Contrairement au jugement esthétique, Kant écrit que le jugement téléologique affirme un but objectif et non subjectif. Est postulée l’harmonie de la nature elle-même. Le but est de comprendre les êtres vivants de façon réfléchissante car nous sommes dans l’incapacité de les expliquer de façon déterminante. Chez Kant, la nature équivaut à l’ensemble des êtres vivants, à l’ensemble des phénomènes.

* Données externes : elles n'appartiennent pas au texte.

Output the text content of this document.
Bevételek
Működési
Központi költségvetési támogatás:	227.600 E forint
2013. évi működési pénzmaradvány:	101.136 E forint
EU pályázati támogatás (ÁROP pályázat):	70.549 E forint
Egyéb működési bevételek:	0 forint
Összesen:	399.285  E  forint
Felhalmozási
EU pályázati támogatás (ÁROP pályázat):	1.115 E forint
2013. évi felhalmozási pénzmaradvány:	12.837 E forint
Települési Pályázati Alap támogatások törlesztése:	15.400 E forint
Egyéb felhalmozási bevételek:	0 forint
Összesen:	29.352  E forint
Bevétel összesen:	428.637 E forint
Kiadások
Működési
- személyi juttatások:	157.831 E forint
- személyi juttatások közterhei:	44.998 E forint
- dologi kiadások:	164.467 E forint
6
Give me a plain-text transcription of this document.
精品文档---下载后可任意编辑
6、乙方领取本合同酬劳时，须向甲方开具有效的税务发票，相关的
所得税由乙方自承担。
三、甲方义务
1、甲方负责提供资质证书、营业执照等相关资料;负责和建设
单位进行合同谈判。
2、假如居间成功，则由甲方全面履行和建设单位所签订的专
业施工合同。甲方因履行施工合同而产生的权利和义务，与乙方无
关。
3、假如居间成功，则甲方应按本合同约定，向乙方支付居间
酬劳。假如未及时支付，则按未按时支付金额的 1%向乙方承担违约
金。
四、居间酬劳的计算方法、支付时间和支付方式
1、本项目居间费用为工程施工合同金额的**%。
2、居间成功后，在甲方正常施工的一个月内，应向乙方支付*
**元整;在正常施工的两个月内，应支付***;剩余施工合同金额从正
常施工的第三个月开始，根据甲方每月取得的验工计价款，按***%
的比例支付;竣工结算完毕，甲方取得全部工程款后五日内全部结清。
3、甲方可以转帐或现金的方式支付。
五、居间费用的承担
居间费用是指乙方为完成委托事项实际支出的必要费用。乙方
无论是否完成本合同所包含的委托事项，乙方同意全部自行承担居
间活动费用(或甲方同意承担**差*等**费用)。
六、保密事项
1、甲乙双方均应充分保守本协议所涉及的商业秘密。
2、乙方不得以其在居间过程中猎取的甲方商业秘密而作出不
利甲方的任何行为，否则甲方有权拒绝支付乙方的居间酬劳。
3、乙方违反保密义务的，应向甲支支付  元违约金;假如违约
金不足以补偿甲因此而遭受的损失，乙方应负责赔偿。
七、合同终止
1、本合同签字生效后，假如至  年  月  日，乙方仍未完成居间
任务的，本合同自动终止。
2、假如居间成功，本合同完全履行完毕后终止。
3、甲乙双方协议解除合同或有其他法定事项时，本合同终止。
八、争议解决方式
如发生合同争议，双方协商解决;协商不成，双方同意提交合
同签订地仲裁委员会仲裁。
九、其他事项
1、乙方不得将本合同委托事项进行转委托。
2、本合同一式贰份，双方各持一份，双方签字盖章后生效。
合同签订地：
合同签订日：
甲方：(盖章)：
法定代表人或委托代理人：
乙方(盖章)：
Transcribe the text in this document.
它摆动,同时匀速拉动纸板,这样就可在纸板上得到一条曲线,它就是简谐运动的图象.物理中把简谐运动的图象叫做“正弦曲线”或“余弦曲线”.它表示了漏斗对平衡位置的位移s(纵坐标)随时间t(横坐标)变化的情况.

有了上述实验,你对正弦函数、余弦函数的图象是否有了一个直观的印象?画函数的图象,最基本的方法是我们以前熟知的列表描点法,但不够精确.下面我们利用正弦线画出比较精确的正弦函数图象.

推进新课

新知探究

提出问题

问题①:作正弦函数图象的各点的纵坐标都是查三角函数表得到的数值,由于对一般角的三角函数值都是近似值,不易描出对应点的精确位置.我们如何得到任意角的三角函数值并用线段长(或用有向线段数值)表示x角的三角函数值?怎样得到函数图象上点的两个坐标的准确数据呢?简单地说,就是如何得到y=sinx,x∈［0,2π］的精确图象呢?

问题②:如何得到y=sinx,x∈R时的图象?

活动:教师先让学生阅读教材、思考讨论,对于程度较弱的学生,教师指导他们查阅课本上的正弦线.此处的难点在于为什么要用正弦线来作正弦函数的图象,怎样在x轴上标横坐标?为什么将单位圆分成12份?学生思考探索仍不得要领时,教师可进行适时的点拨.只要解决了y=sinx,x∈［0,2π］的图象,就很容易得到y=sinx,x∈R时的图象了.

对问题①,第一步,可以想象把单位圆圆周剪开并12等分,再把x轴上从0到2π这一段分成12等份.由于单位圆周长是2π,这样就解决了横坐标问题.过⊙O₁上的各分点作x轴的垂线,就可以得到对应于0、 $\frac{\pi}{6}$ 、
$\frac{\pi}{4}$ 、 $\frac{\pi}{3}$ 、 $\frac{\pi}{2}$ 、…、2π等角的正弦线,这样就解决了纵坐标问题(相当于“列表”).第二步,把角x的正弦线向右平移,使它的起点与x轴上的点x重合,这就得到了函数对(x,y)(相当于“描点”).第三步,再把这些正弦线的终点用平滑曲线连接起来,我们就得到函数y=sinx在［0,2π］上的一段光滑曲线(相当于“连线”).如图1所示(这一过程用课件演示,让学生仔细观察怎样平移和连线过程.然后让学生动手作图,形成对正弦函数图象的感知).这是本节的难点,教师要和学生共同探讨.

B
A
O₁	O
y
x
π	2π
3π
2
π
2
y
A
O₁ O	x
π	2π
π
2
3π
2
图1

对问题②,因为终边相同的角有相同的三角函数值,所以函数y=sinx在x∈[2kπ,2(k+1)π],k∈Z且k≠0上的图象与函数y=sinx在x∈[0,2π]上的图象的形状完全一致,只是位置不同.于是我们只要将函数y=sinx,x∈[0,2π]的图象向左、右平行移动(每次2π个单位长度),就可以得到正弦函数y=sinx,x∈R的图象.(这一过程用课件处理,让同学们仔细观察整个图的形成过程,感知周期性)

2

Dans cet ouvrage, le point de vue de la raison vise la fin et non la causalité. Or la cause pour ce qui concerne le vivant ne peut rendre compte de la nature. En effet, Kant écrit que chez un être vivant, la cause et l’effet se superposent. Cela signifie que l’être vivant est celui dont les parties ne peuvent être saisies que si on les rapporte à l’idée d’une totalité considérée comme cause finale. Le jugement téléologique postule la finalité. Il a schématiquement une double portée : dans un premier temps, une valeur épistémologique (pour la fondation d’une science du vivant), et dans un second temps, il renvoie à l’ontologie critique (comment ne pas revenir à l’idée d’un Dieu créateur et organisateur de la nature lorsqu’on pense à cette nécessaire finalité ?) et à la fondation transcendantale de la pratique (comment concilier nature et liberté ?).

 

B. Nature et liberté

 

La Critique de la faculté de juger atteint son objectif quand la téléologie se replie sur les postulats de la raison pratique : pour que l’action morale soit possible, il faut que les lois de la nature permettent la réalisation de l’impératif catégorique. Dès lors, la téléologie est l’idée pratique elle-même. En effet, Kant dit que dans la nature, chaque être vivant paraît avoir été créé pour un autre, tandis que l’homme ne peut être un pur moyen : il n’est pas en vue d’un autre, mais en vue de lui-même, en tant qu’homme moral. L’homme est la finalité. Le but final de la nature est donc l’homme moral. Ainsi, la téléologie ne restaure pas une ontologie précritique en admettant le Dieu créateur de la théologie classique, mais elle applique la théologie rationnelle (celle de la deuxième Critique) en posant la nécessité d’une finalité visée sur le mode de l’idée régulatrice. La téléologie est donc morale en elle-même et elle fait de la théologie classique une théologie morale.